Pero también la comunicación oral está sujeta a esta deriva interpretativa. La frase del siquiatra y sicoanalista francés Jacques Lacan [1901 – 1981]: «Usted podrá saber lo que dijo, pero nunca lo que el otro escuchó», podría entenderse de la siguiente forma: «entre lo que pienso, lo que quiero decir, lo que creo decir, lo que digo, lo que quieres oír, lo que oyes, lo que crees entender, lo que quieres entender y lo que entiendes existen nueve posibilidades de no entenderse[1]», o de pensar cosas diferentes.

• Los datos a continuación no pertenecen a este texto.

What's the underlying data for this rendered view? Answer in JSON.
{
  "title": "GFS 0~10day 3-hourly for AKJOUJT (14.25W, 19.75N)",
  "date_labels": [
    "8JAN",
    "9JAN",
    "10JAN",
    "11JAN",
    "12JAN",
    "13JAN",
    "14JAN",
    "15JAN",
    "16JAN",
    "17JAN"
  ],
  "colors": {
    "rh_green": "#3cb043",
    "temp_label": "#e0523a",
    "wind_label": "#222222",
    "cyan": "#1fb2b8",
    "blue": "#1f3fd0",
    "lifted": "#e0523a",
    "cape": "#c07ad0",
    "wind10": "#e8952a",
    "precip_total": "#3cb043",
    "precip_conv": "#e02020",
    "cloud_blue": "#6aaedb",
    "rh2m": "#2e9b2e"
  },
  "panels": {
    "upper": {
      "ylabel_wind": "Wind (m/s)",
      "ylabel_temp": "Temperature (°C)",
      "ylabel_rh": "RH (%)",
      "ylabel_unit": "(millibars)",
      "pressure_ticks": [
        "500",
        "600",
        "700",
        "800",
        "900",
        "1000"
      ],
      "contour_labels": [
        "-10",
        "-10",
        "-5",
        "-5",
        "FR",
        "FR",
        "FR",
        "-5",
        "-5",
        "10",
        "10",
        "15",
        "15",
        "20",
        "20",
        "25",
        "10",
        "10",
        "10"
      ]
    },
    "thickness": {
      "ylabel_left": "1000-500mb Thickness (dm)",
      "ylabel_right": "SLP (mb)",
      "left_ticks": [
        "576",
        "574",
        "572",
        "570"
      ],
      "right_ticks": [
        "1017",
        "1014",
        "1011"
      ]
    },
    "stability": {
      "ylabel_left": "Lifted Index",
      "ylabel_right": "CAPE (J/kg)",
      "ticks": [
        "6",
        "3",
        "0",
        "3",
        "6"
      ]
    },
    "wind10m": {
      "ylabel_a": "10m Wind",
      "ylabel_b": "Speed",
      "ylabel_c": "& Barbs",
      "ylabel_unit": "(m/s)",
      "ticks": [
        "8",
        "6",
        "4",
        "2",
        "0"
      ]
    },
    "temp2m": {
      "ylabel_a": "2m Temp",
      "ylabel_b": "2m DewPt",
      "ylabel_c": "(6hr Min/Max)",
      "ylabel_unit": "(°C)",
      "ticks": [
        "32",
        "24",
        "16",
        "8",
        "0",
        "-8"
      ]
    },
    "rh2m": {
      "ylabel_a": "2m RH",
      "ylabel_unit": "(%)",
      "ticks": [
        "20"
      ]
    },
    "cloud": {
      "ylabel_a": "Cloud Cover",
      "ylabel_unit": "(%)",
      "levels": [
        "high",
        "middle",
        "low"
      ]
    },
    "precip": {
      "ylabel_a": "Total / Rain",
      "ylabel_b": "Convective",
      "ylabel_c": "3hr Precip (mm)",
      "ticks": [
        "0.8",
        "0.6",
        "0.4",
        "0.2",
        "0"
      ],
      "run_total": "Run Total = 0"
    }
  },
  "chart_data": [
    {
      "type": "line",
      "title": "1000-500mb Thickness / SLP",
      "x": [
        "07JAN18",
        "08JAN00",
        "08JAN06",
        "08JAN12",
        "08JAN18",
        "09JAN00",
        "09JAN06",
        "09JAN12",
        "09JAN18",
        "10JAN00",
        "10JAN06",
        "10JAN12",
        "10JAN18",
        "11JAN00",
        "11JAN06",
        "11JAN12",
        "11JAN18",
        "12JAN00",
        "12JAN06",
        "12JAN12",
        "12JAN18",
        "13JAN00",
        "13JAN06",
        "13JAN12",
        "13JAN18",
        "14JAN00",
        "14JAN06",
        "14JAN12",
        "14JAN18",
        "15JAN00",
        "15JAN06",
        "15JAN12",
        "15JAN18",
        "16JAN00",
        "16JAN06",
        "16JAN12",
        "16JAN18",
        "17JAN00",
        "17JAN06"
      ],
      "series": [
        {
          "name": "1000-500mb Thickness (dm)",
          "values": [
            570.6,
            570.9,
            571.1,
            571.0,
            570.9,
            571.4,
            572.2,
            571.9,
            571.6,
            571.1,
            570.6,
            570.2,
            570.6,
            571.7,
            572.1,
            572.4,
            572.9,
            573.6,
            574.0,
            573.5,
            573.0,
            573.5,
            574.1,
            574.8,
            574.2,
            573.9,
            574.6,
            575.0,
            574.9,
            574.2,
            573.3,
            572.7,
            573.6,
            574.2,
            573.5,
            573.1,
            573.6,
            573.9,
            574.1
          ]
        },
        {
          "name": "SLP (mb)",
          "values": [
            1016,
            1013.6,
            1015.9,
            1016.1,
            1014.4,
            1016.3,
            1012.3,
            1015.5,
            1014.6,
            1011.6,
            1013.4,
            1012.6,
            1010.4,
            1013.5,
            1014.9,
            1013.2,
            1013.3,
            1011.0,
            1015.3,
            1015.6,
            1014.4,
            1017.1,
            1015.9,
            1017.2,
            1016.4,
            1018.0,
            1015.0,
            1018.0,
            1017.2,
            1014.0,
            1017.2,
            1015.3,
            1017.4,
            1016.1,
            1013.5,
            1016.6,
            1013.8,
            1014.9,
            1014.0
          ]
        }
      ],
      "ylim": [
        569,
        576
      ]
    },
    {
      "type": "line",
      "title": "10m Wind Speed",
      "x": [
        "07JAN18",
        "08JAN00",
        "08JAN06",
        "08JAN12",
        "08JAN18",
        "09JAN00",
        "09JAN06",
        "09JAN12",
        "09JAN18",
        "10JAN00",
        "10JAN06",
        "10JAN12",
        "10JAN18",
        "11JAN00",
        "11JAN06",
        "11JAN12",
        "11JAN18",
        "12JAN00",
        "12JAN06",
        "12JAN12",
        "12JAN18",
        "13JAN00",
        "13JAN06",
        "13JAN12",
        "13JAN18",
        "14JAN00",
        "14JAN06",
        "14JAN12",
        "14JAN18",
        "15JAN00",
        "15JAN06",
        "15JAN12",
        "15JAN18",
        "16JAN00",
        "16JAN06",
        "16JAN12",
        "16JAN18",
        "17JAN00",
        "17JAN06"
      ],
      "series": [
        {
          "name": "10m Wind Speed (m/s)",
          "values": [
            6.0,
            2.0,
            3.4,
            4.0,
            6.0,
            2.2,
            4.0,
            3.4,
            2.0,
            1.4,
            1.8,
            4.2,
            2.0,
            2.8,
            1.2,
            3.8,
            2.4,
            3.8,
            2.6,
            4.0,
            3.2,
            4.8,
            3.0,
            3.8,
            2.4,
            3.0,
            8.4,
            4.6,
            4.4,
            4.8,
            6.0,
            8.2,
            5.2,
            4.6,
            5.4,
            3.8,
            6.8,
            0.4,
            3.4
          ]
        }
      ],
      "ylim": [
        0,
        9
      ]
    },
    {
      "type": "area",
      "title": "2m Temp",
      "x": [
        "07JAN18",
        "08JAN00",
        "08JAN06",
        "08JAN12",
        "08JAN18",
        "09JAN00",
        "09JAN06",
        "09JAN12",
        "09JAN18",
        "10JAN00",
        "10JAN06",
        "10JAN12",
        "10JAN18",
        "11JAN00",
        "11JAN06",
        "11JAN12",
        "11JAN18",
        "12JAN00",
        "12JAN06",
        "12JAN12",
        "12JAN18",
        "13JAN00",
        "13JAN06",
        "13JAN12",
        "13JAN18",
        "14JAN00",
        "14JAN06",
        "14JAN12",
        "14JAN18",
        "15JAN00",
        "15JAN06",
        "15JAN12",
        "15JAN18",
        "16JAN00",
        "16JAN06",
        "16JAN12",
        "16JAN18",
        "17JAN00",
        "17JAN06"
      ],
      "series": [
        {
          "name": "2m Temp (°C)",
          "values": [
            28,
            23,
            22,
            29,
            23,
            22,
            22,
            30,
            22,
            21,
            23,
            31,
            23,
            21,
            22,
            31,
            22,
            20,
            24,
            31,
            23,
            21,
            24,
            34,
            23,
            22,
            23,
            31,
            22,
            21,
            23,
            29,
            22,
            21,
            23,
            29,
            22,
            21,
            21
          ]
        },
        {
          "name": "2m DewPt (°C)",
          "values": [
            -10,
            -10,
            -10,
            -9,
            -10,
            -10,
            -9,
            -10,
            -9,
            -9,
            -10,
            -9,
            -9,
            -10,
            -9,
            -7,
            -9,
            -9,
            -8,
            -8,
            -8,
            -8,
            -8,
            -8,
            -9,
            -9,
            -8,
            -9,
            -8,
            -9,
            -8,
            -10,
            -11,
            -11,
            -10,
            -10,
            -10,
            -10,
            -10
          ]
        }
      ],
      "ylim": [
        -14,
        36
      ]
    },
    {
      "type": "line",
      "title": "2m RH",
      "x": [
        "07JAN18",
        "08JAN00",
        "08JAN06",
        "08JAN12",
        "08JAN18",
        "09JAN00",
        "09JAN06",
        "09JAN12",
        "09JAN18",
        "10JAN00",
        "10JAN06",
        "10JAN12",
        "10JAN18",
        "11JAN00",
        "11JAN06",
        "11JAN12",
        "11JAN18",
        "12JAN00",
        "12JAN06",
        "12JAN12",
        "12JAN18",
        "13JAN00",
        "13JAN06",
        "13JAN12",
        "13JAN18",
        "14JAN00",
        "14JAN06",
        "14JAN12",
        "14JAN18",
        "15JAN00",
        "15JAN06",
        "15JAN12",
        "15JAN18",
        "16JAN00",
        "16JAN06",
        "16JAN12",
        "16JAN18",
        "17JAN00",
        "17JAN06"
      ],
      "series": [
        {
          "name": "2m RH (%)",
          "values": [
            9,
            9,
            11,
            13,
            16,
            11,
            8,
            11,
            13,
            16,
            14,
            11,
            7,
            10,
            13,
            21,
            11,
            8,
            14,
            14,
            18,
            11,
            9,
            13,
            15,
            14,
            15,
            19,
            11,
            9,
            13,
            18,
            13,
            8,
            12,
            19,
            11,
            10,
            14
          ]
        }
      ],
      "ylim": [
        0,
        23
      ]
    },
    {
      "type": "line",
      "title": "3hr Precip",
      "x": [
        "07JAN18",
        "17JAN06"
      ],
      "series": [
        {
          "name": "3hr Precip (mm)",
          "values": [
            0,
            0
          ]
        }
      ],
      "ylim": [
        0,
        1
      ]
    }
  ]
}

Estas consideraciones sobre la conversaciones escritas y habladas indican la dificultad para ponernos de acuerdo entre lo que se dice y lo que se interpreta, en particular en un mundo saturado de información que circula en múltiples formatos vía internet y redes sociales. De ahí que deberíamos adoptar nuevas formas de conversar para dialogar y compartir información, y si es del caso, llegar a acuerdos. Es darnos la oportunidad de hablar y escuchar, pero, sobre todo, de entender. Es apreciar la realidad con otra lente y poner en valor lo qué piensan los demás. Es, tal vez, afianzar ideas y replantear conceptos.

Deberíamos preocuparnos por rescatar la buena práctica de la conversación. Pero no esa que se expresa en redes sociales o en aplicaciones de mensajería mediante frases escasamente pensadas o audios y videos intrascendentes. El propósito es mejorar la capacidad de conversación y entendimiento para que, ya sea de forma escrita o verbal, se transmita lo que se quiere expresar

Irene Vallejo [1979], la escritora del monumental libro El infinito en un junto, publicó el pasado 17 de febrero en el diario El Tiempo el artículo Diálogos selváticoshttps://acortar.link/MPEVos – del cual tomo algunos apartes que me parecen pertinentes para concluir:

«Los neurólogos sostienen que el lenguaje agresivo nos impide comprender, ya que nuestra atención se centra en esquivar golpes. Por el contrario, cuando las ideas se expresan con emoción, suavidad y empatía, abrimos un caudal de confianza que fortalece el sentido de las palabras. Nos conviene hablar bien y atender mejor, sin tratar de escudriñar en el prójimo el rostro de nuestras convicciones.

Hablar con los demás exige atención y contención. Si nos sentimos agresivos o malhumorados, es preferible alejarnos del terreno de juego para no esparcir por el universo nuestras miserias y debilidades. […] En nuestro presente nervioso, que amplifica los discursos más fieros y selváticos, las redes sociales y el debate público corren el peligro de convertirse en gruñideros. Todos perdemos el rumbo si la agresividad imperante expulsa a quienes podrían aportar ideas valiosas, y solo los más encrespados permanecen».